The math and art departments at Phelps collaborated on a joint project to build a Sierpinski Tetrahedron, a fractal with a limited range. A true mathematical fractal looks the same over all ranges of scale, referred to as “self – similarity” in Fractal Geometry. Self – similarity over limited ranges of scale is common in nature. Some examples include broccoli, cauliflower, clouds, mountains, trees, snowflakes, and coastlines. These self – similar patterns occur frequently in works of art.

Ms. Anderson attended a Fractal Workshop in 2006 where she helped build a four foot tall Sierpinski Tetrahedron comprised of 256 tetrahedrons.
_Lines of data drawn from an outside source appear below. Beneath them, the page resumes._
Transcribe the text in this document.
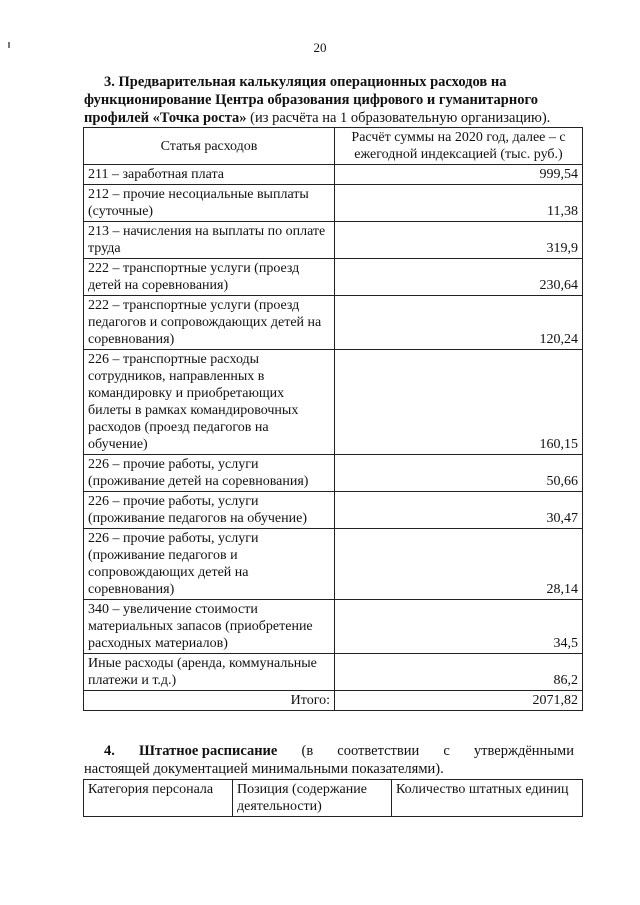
20
3. Предварительная калькуляция операционных расходов на
функционирование Центра образования цифрового и гуманитарного
профилей «Точка роста» (из расчёта на 1 образовательную организацию).
Статья расходов	Расчёт суммы на 2020 год, далее – с ежегодной индексацией (тыс. руб.)
211 – заработная плата	999,54
212 – прочие несоциальные выплаты (суточные)	11,38
213 – начисления на выплаты по оплате труда	319,9
222 – транспортные услуги (проезд детей на соревнования)	230,64
222 – транспортные услуги (проезд педагогов и сопровождающих детей на соревнования)	120,24
226 – транспортные расходы сотрудников, направленных в командировку и приобретающих билеты в рамках командировочных расходов (проезд педагогов на обучение)	160,15
226 – прочие работы, услуги (проживание детей на соревнования)	50,66
226 – прочие работы, услуги (проживание педагогов на обучение)	30,47
226 – прочие работы, услуги (проживание педагогов и сопровождающих детей на соревнования)	28,14
340 – увеличение стоимости материальных запасов (приобретение расходных материалов)	34,5
Иные расходы (аренда, коммунальные платежи и т.д.)	86,2
Итого:	2071,82
4. Штатное расписание (в соответствии с утверждёнными
настоящей документацией минимальными показателями).
Категория персонала	Позиция (содержание деятельности)	Количество штатных единиц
At Phelps, she organized the project to build one eight feet tall made up of 1024 tetrahedrons, all created from envelopes. The Sierpinski Tetrahedron can be used to illustrate numerous mathematical concepts such as scaling, exponents, logarithms, complex numbers, transformations, iteration, limits and continuity, and derivatives.
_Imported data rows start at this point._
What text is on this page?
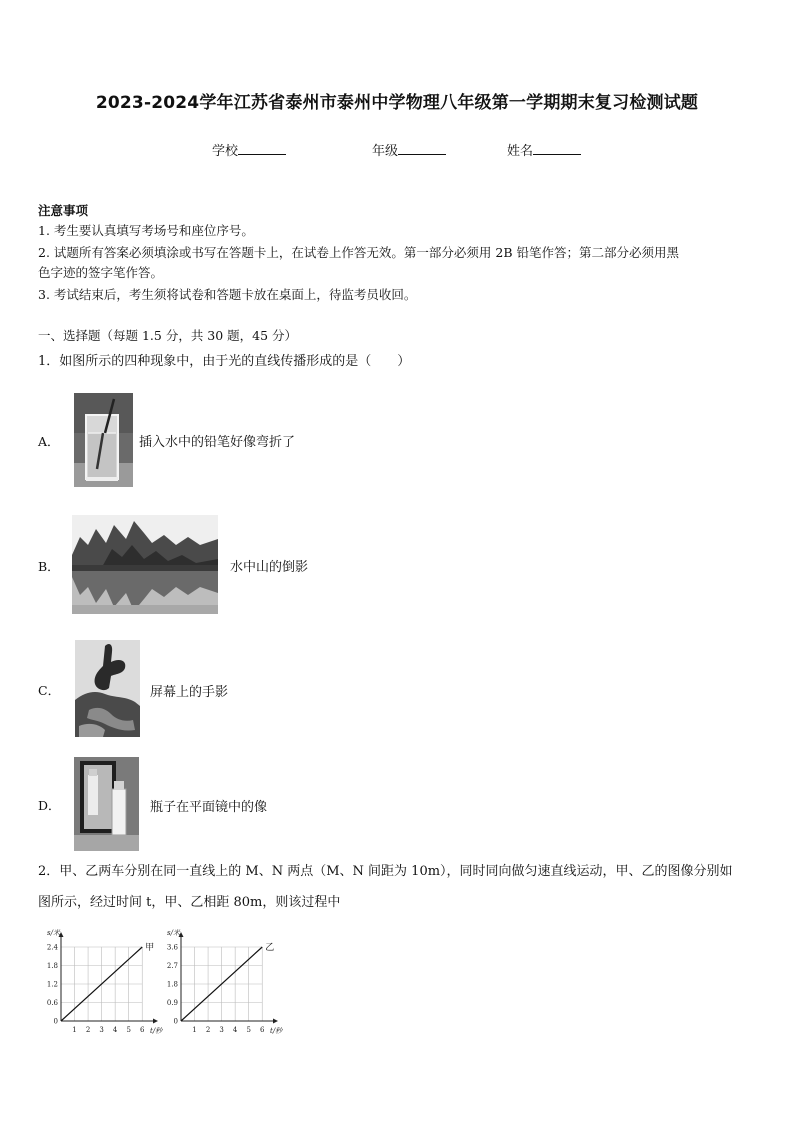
2023-2024学年江苏省泰州市泰州中学物理八年级第一学期期末复习检测试题
学校	年级	姓名
注意事项
1. 考生要认真填写考场号和座位序号。
2. 试题所有答案必须填涂或书写在答题卡上，在试卷上作答无效。第一部分必须用 2B 铅笔作答；第二部分必须用黑
色字迹的签字笔作答。
3. 考试结束后，考生须将试卷和答题卡放在桌面上，待监考员收回。
一、选择题（每题 1.5 分，共 30 题，45 分）
1．如图所示的四种现象中，由于光的直线传播形成的是（　　）
A．	插入水中的铅笔好像弯折了
B．	水中山的倒影
C．	屏幕上的手影
D．	瓶子在平面镜中的像
2．甲、乙两车分别在同一直线上的 M、N 两点（M、N 间距为 10m），同时同向做匀速直线运动，甲、乙的图像分别如
图所示，经过时间 t，甲、乙相距 80m，则该过程中
1 2 3 4 5 6
0
0.6
1.2
1.8
2.4
s/米
t/秒
甲
1 2 3 4 5 6
0
0.9
1.8
2.7
3.6
s/米
t/秒
乙
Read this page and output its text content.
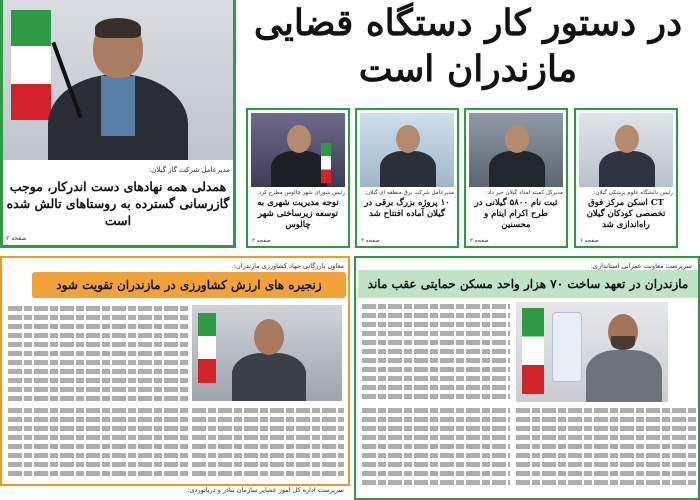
در دستور کار دستگاه قضایی
مازندران است
مدیرعامل شرکت گاز گیلان:
همدلی همه نهادهای دست اندرکار، موجب گازرسانی گسترده به روستاهای تالش شده است
صفحه ۲
رئیس دانشگاه علوم پزشکی گیلان:
CT اسکن مرکز فوق تخصصی کودکان گیلان راه‌اندازی شد
صفحه ۶
مدیرکل کمیته امداد گیلان خبر داد:
ثبت نام ۵۸۰۰ گیلانی در طرح اکرام ایتام و محسنین
صفحه ۲
مدیرعامل شرکت برق منطقه ای گیلان:
۱۰ پروژه بزرگ برقی در گیلان آماده افتتاح شد
صفحه ۲
رئیس شورای شهر چالوس مطرح کرد:
توجه مدیریت شهری به توسعه زیرساختی شهر چالوس
صفحه ۲
معاون بازرگانی جهاد کشاورزی مازندران:
زنجیره های ارزش کشاورزی در مازندران تقویت شود
سرپرست اداره کل امور عشایر سازمان بنادر و دریانوردی:
سرپرست معاونت عمرانی استانداری:
مازندران در تعهد ساخت ۷۰ هزار واحد مسکن حمایتی عقب ماند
Ms. Anderson would like to thank Mr. R. Smith who was instrumental in its completion, especially in the final stages of construction. She would also like to thank all of the participating students and teachers, especially Mr. Checker, Mr. Bailey, Mr. Viggiano, Ms. DeStefano, and Mr. Campbell. In addition, she extends her thanks to Trisha Moller and Michael Fraboni for the project idea from the Fractal Workshop at Moravian College in 2006.